Labour shortage worries escalate

KUALA LUMPUR, Sept 11 — The crackdown to flush out illegal immigrants, for all its noble intentions, has led to a severe shortage of labour in certain industries.

Industries particularly in manufacturing, plantation smallholdings and restaurants are dependent on foreigners. Malaysians tend to shy away from such jobs. Business operators are suffering losses as they are unable to meet demand owing to the worker shortage.

Master Builders Association Malaysia (MBAM) said the nationwide arrests had deterred legitimate as well as illegal workers from turning up for work. Its president Matthew Tee said it would take the industry a long time to recover from the shortage of workers.

“Most workers — legal and illegal — have fled the work sites out of fear,” Matthew said.

He said there was inconsistency in enforcement by the authorities. The detention period was not fixed and the wait to obtain work permits — up to eight months — forced employers to hire illegal workers.

Tee said one way to reduce illegal foreign workers was to reduce red tape and shorten the length of time to bring legal foreign workers into the country.

Malaysian Employers Federation executive director Shamsuddin Bardan said they did not object to efforts to nab illegal immigrants.
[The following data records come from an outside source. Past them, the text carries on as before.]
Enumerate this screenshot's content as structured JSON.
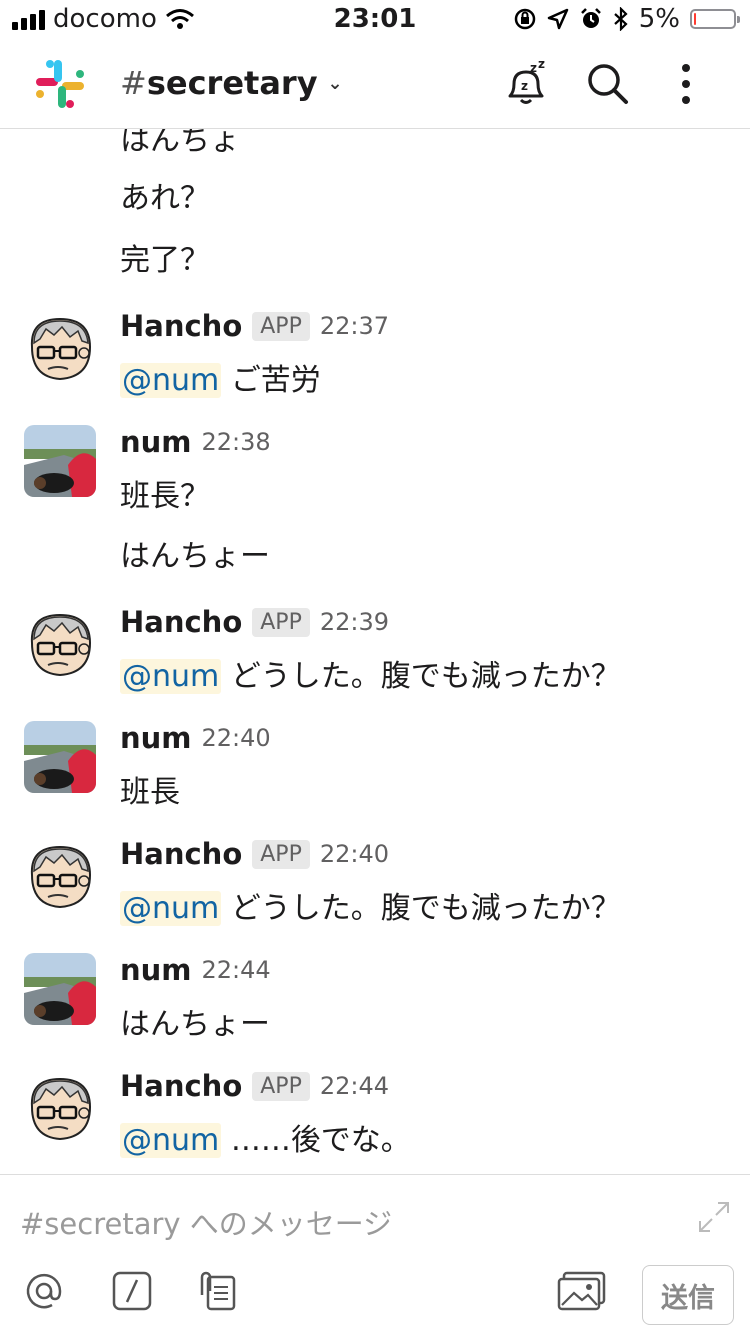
{
  "status_bar": {
    "carrier": "docomo",
    "time": "23:01",
    "battery": "5%",
    "battery_fraction": 0.05
  },
  "header": {
    "channel_hash": "#",
    "channel_name": "secretary"
  },
  "continuation": [
    {
      "text": "はんちょ"
    },
    {
      "text": "あれ？"
    },
    {
      "text": "完了？"
    }
  ],
  "messages": [
    {
      "name": "Hancho",
      "app_badge": "APP",
      "time": "22:37",
      "mention": "@num",
      "text": "ご苦労"
    },
    {
      "name": "num",
      "time": "22:38",
      "text": "班長？"
    },
    {
      "text": "はんちょー"
    },
    {
      "name": "Hancho",
      "app_badge": "APP",
      "time": "22:39",
      "mention": "@num",
      "text": "どうした。腹でも減ったか？"
    },
    {
      "name": "num",
      "time": "22:40",
      "text": "班長"
    },
    {
      "name": "Hancho",
      "app_badge": "APP",
      "time": "22:40",
      "mention": "@num",
      "text": "どうした。腹でも減ったか？"
    },
    {
      "name": "num",
      "time": "22:44",
      "text": "はんちょー"
    },
    {
      "name": "Hancho",
      "app_badge": "APP",
      "time": "22:44",
      "mention": "@num",
      "text": "……後でな。"
    }
  ],
  "composer": {
    "placeholder": "#secretary へのメッセージ",
    "send_label": "送信"
  },
  "icons": [
    "signal-icon",
    "wifi-icon",
    "rotation-lock-icon",
    "location-icon",
    "alarm-icon",
    "bluetooth-icon",
    "battery-icon",
    "slack-logo-icon",
    "snooze-bell-icon",
    "search-icon",
    "more-icon",
    "expand-icon",
    "mention-icon",
    "slash-icon",
    "attach-icon",
    "photo-icon"
  ]
}
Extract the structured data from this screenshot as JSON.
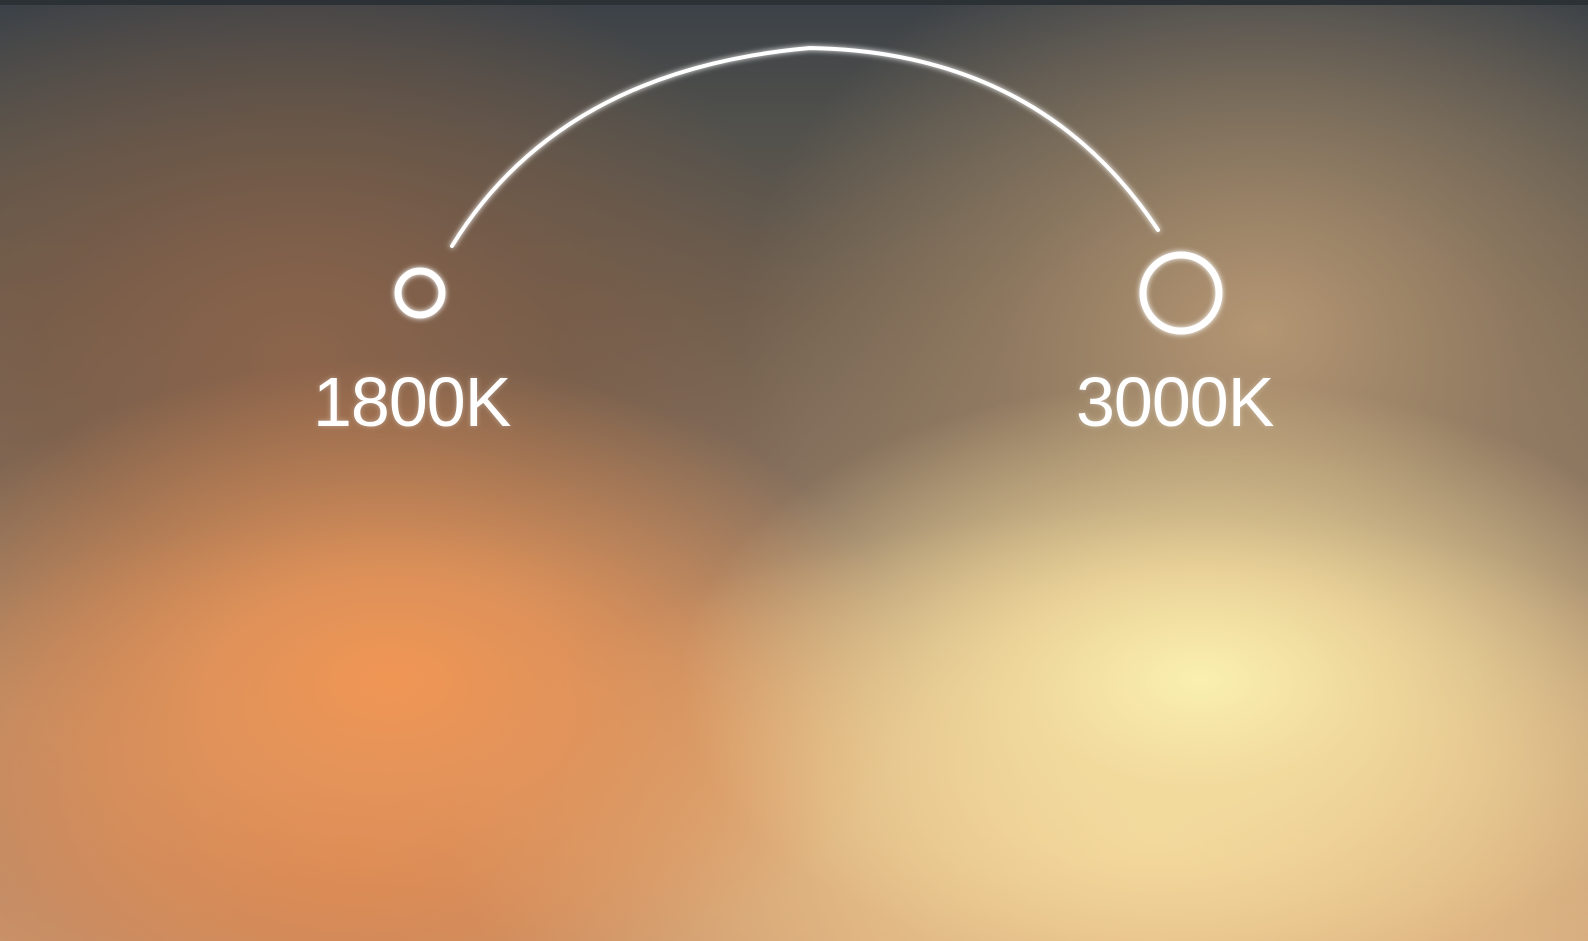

But various industries were facing hardship as there was a drastic lack of labour supply, with no alternatives in the market.

“The stakeholders and the government must resolve this together to improve the supply of workers,” Shamsuddin said. “Improvements could include setting up a labour supply bank catering to specific industries.

“The cost of labour might be higher but it will allow companies to use these workforce upon receiving a project.”

He felt more foreign workers would not come to work in the following months.

Malaysian Palm Oil Association director Ravindranath G. Menon said about 90 per cent of the plantation owners employed legal foreign labour. Smallholders used a large number of illegals.

“Based on recent figures released by the Malaysian Palm Oil Board, there are 625,000 plantation workers of whom 475,000 are foreigners. Most of them are paid the minimum wage or their pay is based on how much they produce.”

The illegal labour market has mushroomed from the reliance on foreign workers. The Home Ministry launched a large-scale operation on September 2 to nab illegal immigrants after having given notice under the 6P amnesty programme that started in 2011.

The raids by the Immigration Department resulted in the arrest of 2,433 people comprising 717 Indonesians, 555 Myanmar nationals, 387 Bangladeshis and 229 Nepalese. The rest were from Cambodia, Vietnam, India, Pakistan, the Philippines, China, Nigeria and Thailand. Some 8,000 foreigners were checked.

The crackdown is part of the government’s effort to get an accurate list of the number of foreign workers in the country, and to weed out illegal workers.